Mi riesce difficile comprendere come possano assurgere a miti personaggi che rubano, uccidono, depredano, spacciano, impongono pizzi e praticano l'usura, e mi riesce ancora più difficile comprendere come i presunti codici morali che questi criminali usano all'interno delle loro organizzazioni possano essere considerati regole su cui tutti dovrebbero basarsi.
I gadget riversati sul mercato dai produttori manifestanti soprannomi e frasi ad effetto hanno trovato incredibilmente mercato e sui social appaiono di continuo le facce degli attori con sovra impresse, appunto, queste, ultime, come se fossero verità ineludibili che la società dovrebbe prendere ad esempio; in maniera particolare mi riferisco alle frasi sull'infamità ed il rispetto nelle forme presunte che queste persone avrebbero adottato,usano, nei loro rapporti.
L'altra cosa stupefacente che risalta è l'esaltazione dell'omicidio come soluzione dei problemi che queste persone si troverebbero davanti, come se uccidere fosse la cosa più naturale del mondo e non comportasse effetti collaterali.
In una puntata della serie di History Channel, il Carminati racconta dell'omicidio di un usuraio che aveva eletto l'ippodromo di Tor di Valle come base operativa e che era anche il boss di riferimento per le scommesse clandestine; volendosi appropriare del giro la banda della Magliana decise, per l'appunto, di eliminarlo; fu uno dei primi atti che diedero poi la stura all'epopea di questa gente ora celebrata.
Il boss racconta i momenti che precedettero l'omicidio: l'ansia, la paura, il non potere più tirarsi indietro, il calcolo degli eventi successivi, la necessità di doversi da quel momento in poi di guardarsi alle spalle per il resto della vita; nulla nel suo racconto fa presumere l'enfasi con la quale questi fatti sono stati poi raccontati dal cinema e dalla televisione.

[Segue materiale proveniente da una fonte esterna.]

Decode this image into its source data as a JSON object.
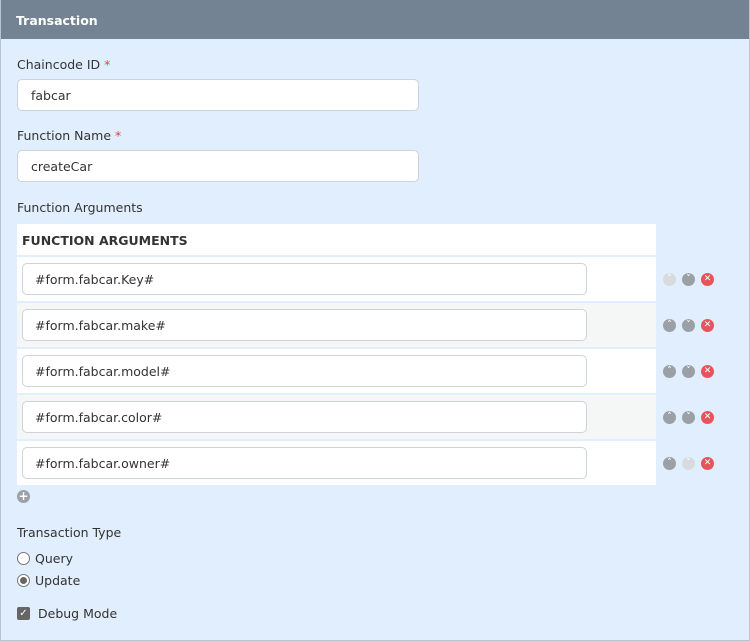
{
  "header": {
    "title": "Transaction"
  },
  "chaincode": {
    "label": "Chaincode ID",
    "required": "*",
    "value": "fabcar"
  },
  "function_name": {
    "label": "Function Name",
    "required": "*",
    "value": "createCar"
  },
  "args": {
    "label": "Function Arguments",
    "table_header": "FUNCTION ARGUMENTS",
    "rows": [
      {
        "value": "#form.fabcar.Key#"
      },
      {
        "value": "#form.fabcar.make#"
      },
      {
        "value": "#form.fabcar.model#"
      },
      {
        "value": "#form.fabcar.color#"
      },
      {
        "value": "#form.fabcar.owner#"
      }
    ]
  },
  "tx_type": {
    "label": "Transaction Type",
    "options": [
      "Query",
      "Update"
    ],
    "selected": "Update"
  },
  "debug": {
    "label": "Debug Mode",
    "checked": true
  }
}
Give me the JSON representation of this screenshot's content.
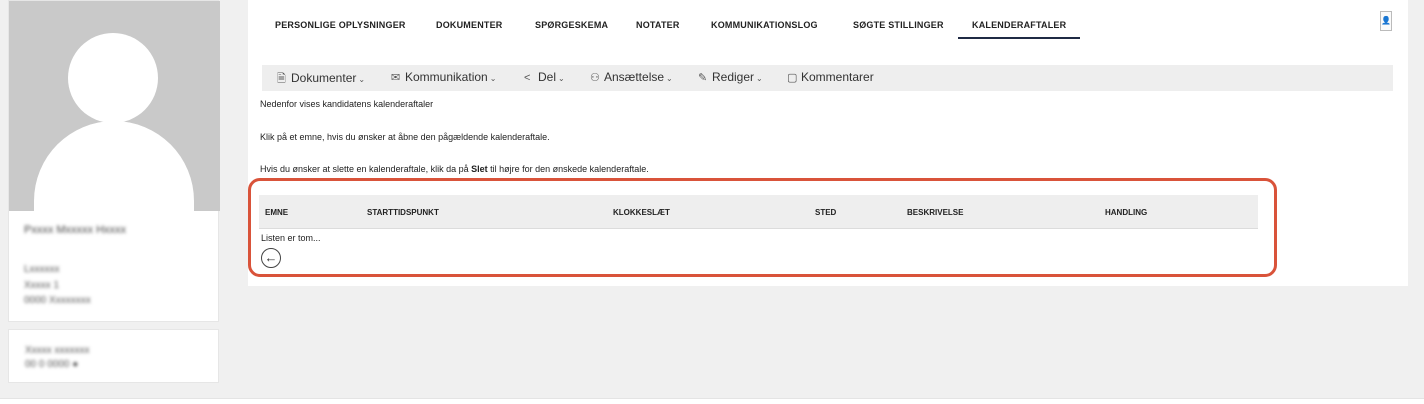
{
  "profile": {
    "avatar_icon": "user-placeholder-icon",
    "name": "Pxxxx Mxxxxx Hxxxx",
    "line1": "Lxxxxxx",
    "line2": "Xxxxx 1",
    "line3": "0000 Xxxxxxxx",
    "info_line1": "Xxxxx xxxxxxx",
    "info_line2": "00 0 0000 ●"
  },
  "tabs": [
    {
      "label": "PERSONLIGE OPLYSNINGER",
      "active": false
    },
    {
      "label": "DOKUMENTER",
      "active": false
    },
    {
      "label": "SPØRGESKEMA",
      "active": false
    },
    {
      "label": "NOTATER",
      "active": false
    },
    {
      "label": "KOMMUNIKATIONSLOG",
      "active": false
    },
    {
      "label": "SØGTE STILLINGER",
      "active": false
    },
    {
      "label": "KALENDERAFTALER",
      "active": true
    }
  ],
  "corner_button": {
    "icon": "person-icon",
    "glyph": "👤"
  },
  "toolbar": {
    "items": [
      {
        "label": "Dokumenter",
        "icon": "document-icon",
        "glyph": "🗎",
        "dropdown": true
      },
      {
        "label": "Kommunikation",
        "icon": "envelope-icon",
        "glyph": "✉",
        "dropdown": true
      },
      {
        "label": "Del",
        "icon": "share-icon",
        "glyph": "<",
        "dropdown": true
      },
      {
        "label": "Ansættelse",
        "icon": "user-check-icon",
        "glyph": "⚇",
        "dropdown": true
      },
      {
        "label": "Rediger",
        "icon": "edit-icon",
        "glyph": "✎",
        "dropdown": true
      },
      {
        "label": "Kommentarer",
        "icon": "comment-icon",
        "glyph": "▢",
        "dropdown": false
      }
    ],
    "chevron": "⌄"
  },
  "content": {
    "intro": "Nedenfor vises kandidatens kalenderaftaler",
    "instruction_open": "Klik på et emne, hvis du ønsker at åbne den pågældende kalenderaftale.",
    "instruction_delete_pre": "Hvis du ønsker at slette en kalenderaftale, klik da på ",
    "instruction_delete_bold": "Slet",
    "instruction_delete_post": " til højre for den ønskede kalenderaftale."
  },
  "table": {
    "columns": [
      "EMNE",
      "STARTTIDSPUNKT",
      "KLOKKESLÆT",
      "STED",
      "BESKRIVELSE",
      "HANDLING"
    ],
    "rows": [],
    "empty_text": "Listen er tom..."
  },
  "back_button": {
    "icon": "arrow-left-circle-icon",
    "glyph": "←"
  },
  "colors": {
    "highlight": "#d9533a",
    "active_tab_underline": "#1f2a44",
    "toolbar_bg": "#eeeeee"
  }
}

Forse sono io che fraintendo, forse è solo un momento cavalcato, magari giustamente, dai produttori di queste serie, ma se è vero come è vero che sono seguite da così tante persone deve esserci per forza un sentimento di approvazione, magari latente, per quello che viene rappresentato.
Forse inconsciamente qualcuno avrebbe voluto intraprendere una carriera criminale, o forse è solo la voglia di vedere cosa succede in queste organizzazioni, forse vengono guardate e basta; io continuo a non capire e preferisco non guardarle; non mi interessa la vita di questi signori ed hanno tutta la mia disapprovazione.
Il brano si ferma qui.